VGI Partners Posts $17.6M Loss, Upholds 6c Dividend and $73M Buy-Back
VGI Partners Global Investments Limited reported a $17.6 million net loss for FY25 but maintained its dividend policy and executed a $73 million share buy-back, signaling confidence amid market challenges.
- Net loss after tax of $17.6 million for FY25
- Net portfolio return of -3.0%, impacted by biotech write-down
- Maintained fully franked dividend of 6.0 cents per share
- Completed $73.4 million on-market share buy-back
- Transitioned CIO oversight from Phil King to Paul Moore
Financial Performance and Dividend Policy
VGI Partners Global Investments Limited (ASX, VG1) closed the 2025 financial year with a net loss after tax of $17.6 million, a notable reversal from the prior year's profit of $64.1 million. The company’s net portfolio return was -3.0%, reflecting a challenging investment environment and specific setbacks, including a full write-down of its investment in biotech firm Opthea following unsuccessful clinical trials.
Despite the loss, VG1 reaffirmed its commitment to shareholder returns by maintaining its dividend policy, declaring a fully franked final dividend of 6.0 cents per share. This follows an interim dividend of the same amount paid earlier in the year, marking an increase from the previous 5.0 cents per half-year policy.
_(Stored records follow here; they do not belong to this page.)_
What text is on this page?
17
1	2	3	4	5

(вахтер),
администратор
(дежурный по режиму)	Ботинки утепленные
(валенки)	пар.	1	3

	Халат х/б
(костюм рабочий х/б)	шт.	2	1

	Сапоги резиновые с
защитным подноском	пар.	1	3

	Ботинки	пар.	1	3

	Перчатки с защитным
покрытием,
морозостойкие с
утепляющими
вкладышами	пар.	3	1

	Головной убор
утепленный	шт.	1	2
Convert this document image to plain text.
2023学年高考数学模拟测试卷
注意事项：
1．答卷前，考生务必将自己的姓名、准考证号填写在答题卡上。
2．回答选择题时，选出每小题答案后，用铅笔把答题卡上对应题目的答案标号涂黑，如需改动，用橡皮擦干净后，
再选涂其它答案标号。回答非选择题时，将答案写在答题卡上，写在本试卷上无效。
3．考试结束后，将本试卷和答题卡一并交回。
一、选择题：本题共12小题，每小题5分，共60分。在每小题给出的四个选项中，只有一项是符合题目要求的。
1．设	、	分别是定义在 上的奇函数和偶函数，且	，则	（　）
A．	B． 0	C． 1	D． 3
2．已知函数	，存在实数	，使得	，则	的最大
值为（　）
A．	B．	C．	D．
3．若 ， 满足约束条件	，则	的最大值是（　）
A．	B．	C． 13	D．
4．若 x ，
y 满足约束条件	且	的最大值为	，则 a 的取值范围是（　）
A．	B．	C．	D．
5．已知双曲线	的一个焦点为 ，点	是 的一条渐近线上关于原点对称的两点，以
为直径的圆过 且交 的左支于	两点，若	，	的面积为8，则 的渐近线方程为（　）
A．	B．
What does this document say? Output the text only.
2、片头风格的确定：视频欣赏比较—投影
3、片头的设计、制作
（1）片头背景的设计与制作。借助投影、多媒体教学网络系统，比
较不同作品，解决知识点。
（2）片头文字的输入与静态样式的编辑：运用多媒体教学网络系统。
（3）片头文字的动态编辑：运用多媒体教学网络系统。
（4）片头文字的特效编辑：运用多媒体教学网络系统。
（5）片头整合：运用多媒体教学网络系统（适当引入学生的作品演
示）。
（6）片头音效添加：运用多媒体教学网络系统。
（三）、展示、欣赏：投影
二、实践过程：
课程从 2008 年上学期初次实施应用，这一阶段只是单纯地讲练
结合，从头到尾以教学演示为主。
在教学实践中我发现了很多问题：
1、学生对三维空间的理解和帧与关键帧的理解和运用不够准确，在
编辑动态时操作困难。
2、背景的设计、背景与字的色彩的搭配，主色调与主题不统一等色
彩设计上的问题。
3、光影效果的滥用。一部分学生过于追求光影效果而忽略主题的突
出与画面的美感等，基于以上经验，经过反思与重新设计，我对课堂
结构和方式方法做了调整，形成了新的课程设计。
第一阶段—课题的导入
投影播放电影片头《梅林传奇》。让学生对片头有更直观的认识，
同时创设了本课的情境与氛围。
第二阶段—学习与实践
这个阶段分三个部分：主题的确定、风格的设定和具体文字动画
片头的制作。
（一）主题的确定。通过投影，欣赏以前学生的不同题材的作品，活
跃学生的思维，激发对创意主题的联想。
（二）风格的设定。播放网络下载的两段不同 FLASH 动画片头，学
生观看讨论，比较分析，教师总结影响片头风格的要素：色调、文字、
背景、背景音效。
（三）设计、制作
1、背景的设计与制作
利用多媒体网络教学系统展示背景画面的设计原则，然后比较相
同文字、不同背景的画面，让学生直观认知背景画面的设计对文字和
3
The total dividend yield stands at 6.7% based on the closing share price, with a grossed-up yield of 9.6% when factoring in franking credits.
Capital Management and Share Buy-Back
Capital management remains a strategic focus for VG1. During FY25, the company executed an on-market share buy-back of approximately 39.4 million shares, costing $73.4 million. This program, approved by shareholders in late 2024, aims to enhance liquidity and deliver accretive value by repurchasing shares at a discount to net tangible assets (NTA).
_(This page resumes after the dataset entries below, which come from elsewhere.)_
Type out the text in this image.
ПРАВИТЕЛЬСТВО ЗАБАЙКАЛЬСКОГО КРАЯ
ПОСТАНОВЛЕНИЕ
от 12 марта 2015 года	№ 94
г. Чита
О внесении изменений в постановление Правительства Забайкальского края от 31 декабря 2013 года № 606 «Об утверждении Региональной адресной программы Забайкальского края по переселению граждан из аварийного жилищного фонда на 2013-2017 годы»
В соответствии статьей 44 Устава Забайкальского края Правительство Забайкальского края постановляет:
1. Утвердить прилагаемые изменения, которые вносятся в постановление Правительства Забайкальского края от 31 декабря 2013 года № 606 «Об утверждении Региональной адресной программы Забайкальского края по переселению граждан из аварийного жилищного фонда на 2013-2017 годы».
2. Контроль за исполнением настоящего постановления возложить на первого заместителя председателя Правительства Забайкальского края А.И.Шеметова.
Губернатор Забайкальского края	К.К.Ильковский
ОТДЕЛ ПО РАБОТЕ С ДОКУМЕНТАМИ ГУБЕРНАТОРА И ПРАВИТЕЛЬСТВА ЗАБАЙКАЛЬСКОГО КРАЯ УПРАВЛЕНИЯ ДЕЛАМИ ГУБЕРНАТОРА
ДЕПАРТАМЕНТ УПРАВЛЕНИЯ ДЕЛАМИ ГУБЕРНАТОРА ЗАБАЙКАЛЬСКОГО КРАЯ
At year-end, VG1’s post-tax NTA per share declined by 7.6% to $2.06, reflecting portfolio losses and market volatility. The share price discount to NTA narrowed to 13%, an improvement from over 20% in mid-2022, underscoring progress since the merger with Regal Funds Management.
Portfolio Positioning and Management Changes
VG1 increased its gross exposure limit from 150% to 200% in July 2024 to provide greater flexibility in portfolio management. The actual gross exposure peaked near 200% in August 2024 before settling at 139% by June 2025. The portfolio remains concentrated in Financials, Materials, and Information Technology sectors, with top holdings including Taiwan Semiconductor Manufacturing Co., Vault Minerals, and Entain.
In a significant management update, the company transitioned Chief Investment Officer oversight from Phil King to Paul Moore, who brings extensive global equities experience from Regal Partners and PM Capital. The Board expressed confidence that this leadership change will support portfolio performance and help close the discount to NTA.
Outlook and Investor Engagement
VG1’s Board cautions that investment returns are subject to market fluctuations and that past performance is not indicative of future results. The company continues to emphasize disciplined capital management, consistent dividend payments, and active portfolio oversight. Shareholders are encouraged to participate in the Dividend Reinvestment Plan to further align interests.
Looking ahead, VG1 plans to maintain its capital management initiatives, including selective share buy-backs, and to engage shareholders through its upcoming Annual General Meeting scheduled for November 2025.
Bottom Line?
VG1’s FY25 results underscore resilience amid headwinds, with capital management and leadership changes setting the stage for recovery.
Questions in the middle?
- How will the new CIO’s strategy influence VG1’s portfolio returns in volatile markets?
- What impact will the biotech write-down have on future investment risk assessments?
- Can VG1 sustain its increased dividend policy if market conditions remain challenging?